Modeling the Genealogy of Imagetexts: Studying Images and Texts in Conjunction using Computational Methods

Melvin Wevers (melvin.wevers@huygens.knaw.nl), DH Group, KNAW Humanities Cluster and Thomas Smits (t.smits@let.ru.nl), Institute for Historical, Literary and Cultural Studies, Radboud University and Leonardo Impett (leonardo.impett@epfl.ch), Digital Humanities Institute, EPFL

In his influential article “There are no Visual Media”, theorist of visual culture W.J.T Mitchell argues that “all media are mixed media” (Mitchell, 2005). In earlier work, Mitchell already noted that composite works—media formats that consist of both image and text—cannot be adequately studied by comparing the meaning of these two forms of representation separately (Mitchell, 1994, p. 89). The subject matter of these “imagetexts”, is, rather, the “whole ensemble of relations between media” (Mitchell, 1994, p. 89). In other words, the meaning of one of the components of an imagetext, be it either the image or the text, can only be understood in relation to the other.
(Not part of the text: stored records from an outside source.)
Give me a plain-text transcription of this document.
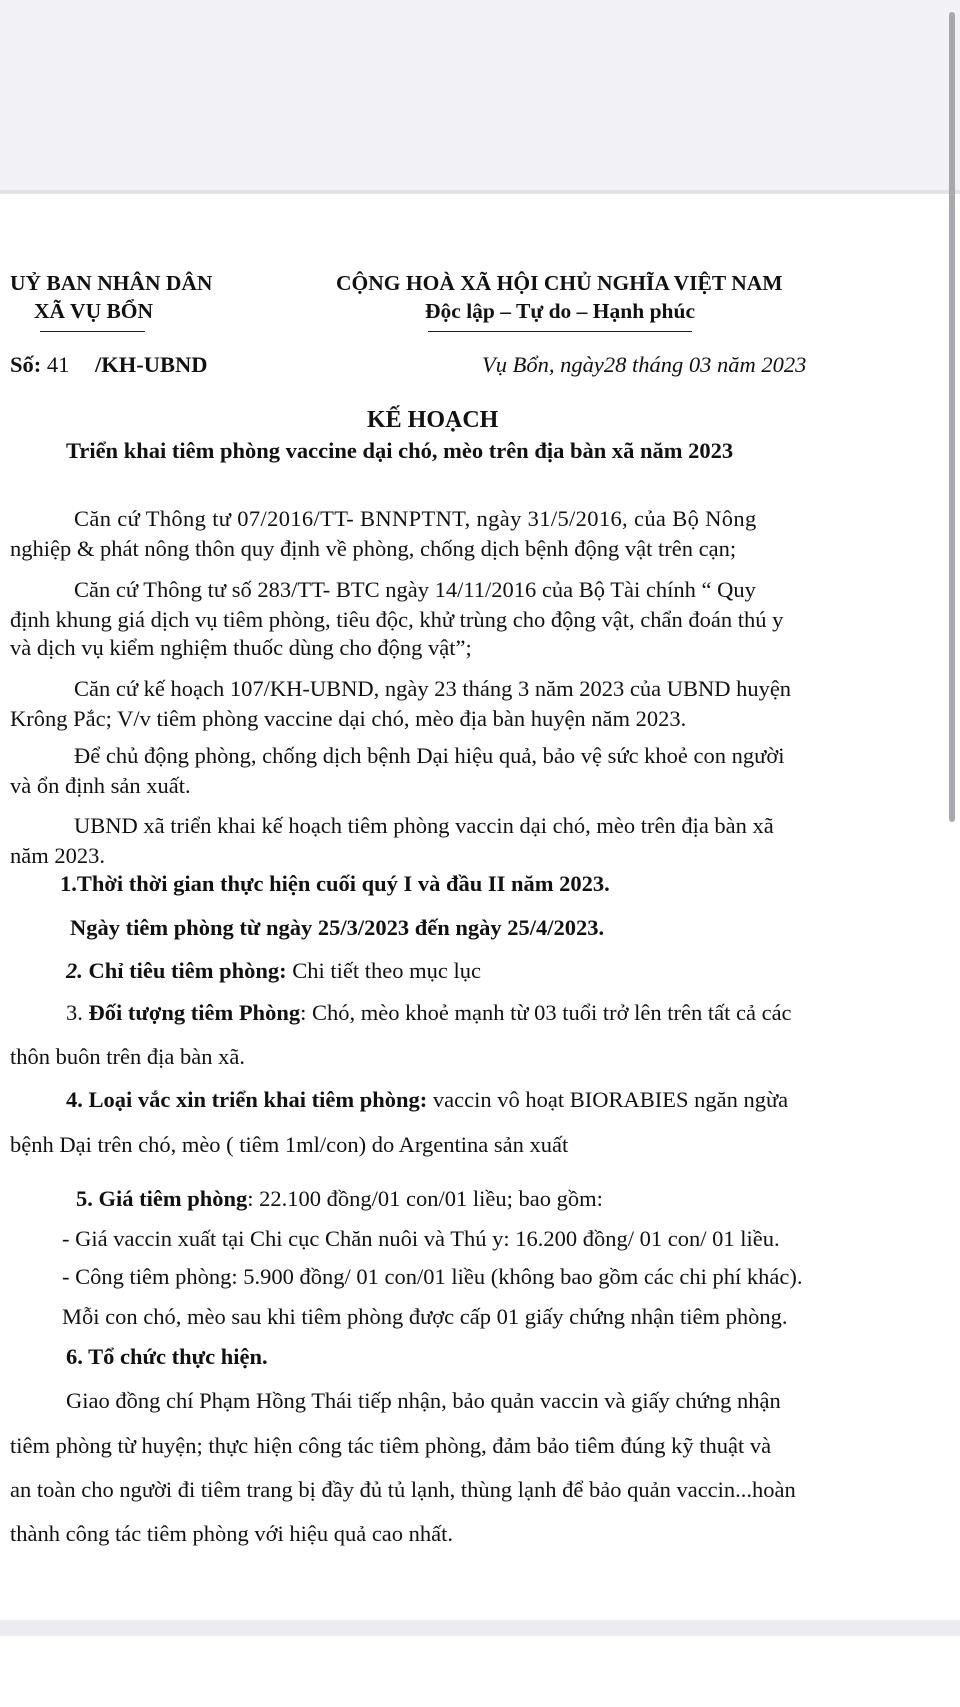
UỶ BAN NHÂN DÂN
XÃ VỤ BỔN
CỘNG HOÀ XÃ HỘI CHỦ NGHĨA VIỆT NAM
Độc lập – Tự do – Hạnh phúc
Số: 41 /KH-UBND	Vụ Bổn, ngày28 tháng 03 năm 2023
KẾ HOẠCH
Triển khai tiêm phòng vaccine dại chó, mèo trên địa bàn xã năm 2023
Căn cứ Thông tư 07/2016/TT- BNNPTNT, ngày 31/5/2016, của Bộ Nông
nghiệp & phát nông thôn quy định về phòng, chống dịch bệnh động vật trên cạn;
Căn cứ Thông tư số 283/TT- BTC ngày 14/11/2016 của Bộ Tài chính “ Quy
định khung giá dịch vụ tiêm phòng, tiêu độc, khử trùng cho động vật, chẩn đoán thú y
và dịch vụ kiểm nghiệm thuốc dùng cho động vật”;
Căn cứ kế hoạch 107/KH-UBND, ngày 23 tháng 3 năm 2023 của UBND huyện
Krông Pắc; V/v tiêm phòng vaccine dại chó, mèo địa bàn huyện năm 2023.
Để chủ động phòng, chống dịch bệnh Dại hiệu quả, bảo vệ sức khoẻ con người
và ổn định sản xuất.
UBND xã triển khai kế hoạch tiêm phòng vaccin dại chó, mèo trên địa bàn xã
năm 2023.
1.Thời thời gian thực hiện cuối quý I và đầu II năm 2023.
Ngày tiêm phòng từ ngày 25/3/2023 đến ngày 25/4/2023.
2. Chỉ tiêu tiêm phòng: Chi tiết theo mục lục
3. Đối tượng tiêm Phòng: Chó, mèo khoẻ mạnh từ 03 tuổi trở lên trên tất cả các
thôn buôn trên địa bàn xã.
4. Loại vắc xin triển khai tiêm phòng: vaccin vô hoạt BIORABIES ngăn ngừa
bệnh Dại trên chó, mèo ( tiêm 1ml/con) do Argentina sản xuất
5. Giá tiêm phòng: 22.100 đồng/01 con/01 liều; bao gồm:
- Giá vaccin xuất tại Chi cục Chăn nuôi và Thú y: 16.200 đồng/ 01 con/ 01 liều.
- Công tiêm phòng: 5.900 đồng/ 01 con/01 liều (không bao gồm các chi phí khác).
Mỗi con chó, mèo sau khi tiêm phòng được cấp 01 giấy chứng nhận tiêm phòng.
6. Tổ chức thực hiện.
Giao đồng chí Phạm Hồng Thái tiếp nhận, bảo quản vaccin và giấy chứng nhận
tiêm phòng từ huyện; thực hiện công tác tiêm phòng, đảm bảo tiêm đúng kỹ thuật và
an toàn cho người đi tiêm trang bị đầy đủ tủ lạnh, thùng lạnh để bảo quản vaccin...hoàn
thành công tác tiêm phòng với hiệu quả cao nhất.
This paper combines methods from text mining, computer vision, and information theory to increase our understanding of this relationship throughout several historical datasets.

Several scholars have observed that Digital Humanities research mainly focuses on (large-scale) textual analysis (Champion, 2017; Meeks, 2013). Erik Champion, for instance, notes that the influential definition of Digital Humanities by the University of Oxford is entirely “text based and desk based” (Champion, 2017, p. 25). While he rightly claims that research in the Digital Humanities is centered on text, in recent years an increasing number of researchers have started studying visual material, in which has been called “visual big data” (Ordelman et al., 2014; Smith, 2013). Scholars increasingly rely on computational methods to analyze these large digitized visual datasets in innovative ways. Important examples are the work of Seguin (Seguin et al., 2017) on visual pattern discovery in large databases of paintings, Impett and Moretti’s (Impett and Moretti, 2017) large-scale analysis of body postures in Aby Warburg’s Atlas Mnemosyne, and Wevers’ (Wevers and Lonij, 2017) and Smits’s (Smits, 2017; Smits and Faber, 2018) analysis of visual trends in advertisements and images in newspapers. These projects were all presented at DH2017, some during the well-attended pre-conference workshop of the Special Interest Group AudioVisual Material in Digital Humanities (AVinDH).
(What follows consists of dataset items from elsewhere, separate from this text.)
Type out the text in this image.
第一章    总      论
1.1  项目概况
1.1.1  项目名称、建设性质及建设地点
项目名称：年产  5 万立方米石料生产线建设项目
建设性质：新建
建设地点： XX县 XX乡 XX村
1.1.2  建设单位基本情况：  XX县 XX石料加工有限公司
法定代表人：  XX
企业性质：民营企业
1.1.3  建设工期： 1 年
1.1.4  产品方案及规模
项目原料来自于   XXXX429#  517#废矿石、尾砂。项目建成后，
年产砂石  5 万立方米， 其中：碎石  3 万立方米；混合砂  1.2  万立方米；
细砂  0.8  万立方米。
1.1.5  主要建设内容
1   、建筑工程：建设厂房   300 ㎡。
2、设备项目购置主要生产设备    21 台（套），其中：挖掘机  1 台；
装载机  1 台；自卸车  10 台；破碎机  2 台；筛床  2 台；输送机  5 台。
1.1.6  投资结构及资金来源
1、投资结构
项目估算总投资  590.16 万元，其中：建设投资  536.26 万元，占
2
The recent upsurge of large-scale analysis of visual material shifts the focus in Digital Humanities research away from texts. However, this has also led researchers to approach text and images as disjointed entities. Computational techniques can analyze similarity and change in both textual and visual discourse. Our project applies techniques from both textual and visual computational analysis to a dataset of advertisements for cars extracted from the widely-read Dutch newspaper
De Volkskrant between 1945 and 1995, which we extracted from the large collection of digitized newspapers maintained by the National Library of the Netherlands. By juxtaposing change points in text and visual material, we show that the meaning of imagetexts can be studied by looking at the relation between the two forms of representation. Put differently, how does change and continuity in the visual correspond to changes in the textual and vice versa?

Using Kleinberg’s burst algorithm, we detected bursty words in the textual content of advertisements (Kleinberg, 2002). These bursts indicate possible change points in advertising discourse that call for closer examination of the advertisements and can be cross-examined with possible changes in the visual content. Also, topic modeling (LDA) was used to detect clusters of advertisements based on textual context. These clusters were compared to cluster based on visual aspects.

Trends, similarities, and points of inflection in the image sets will be traced using a subspace learned by training a Generative Adversarial Network (GAN; see Goodfellow et al. 2016), which has been shown to generate semantically-meaningful vector subspaces. GANs work best with regular sets of images – our visual analysis process is thus twofold. First, we use a pretrained Mobilenet CNN (Howard et al. 2017) to detect objects (cars, trucks, people, etc), and then train individual GANs to explore the visual-semantic space of each object through time.

Whereas a traditional CNN can only encode from image to vector, a GAN can also decode from any vector to generate artificial images; trends or clusters hypothesized in a vectorial subspace can therefore be subjected to a ‘close reading’ of the corresponding artificial images. This generative hermeneutic avoids the ‘black box’ nature of traditional neural network image analysis.

The ability to detect how changes and continuity between text and images correlate increases our understanding of the function of imagetexts in modern culture. It also helps us understand whether the relationship between the two forms of representation became more entangled over time, or whether this entanglement is specific to particular products or specific periods.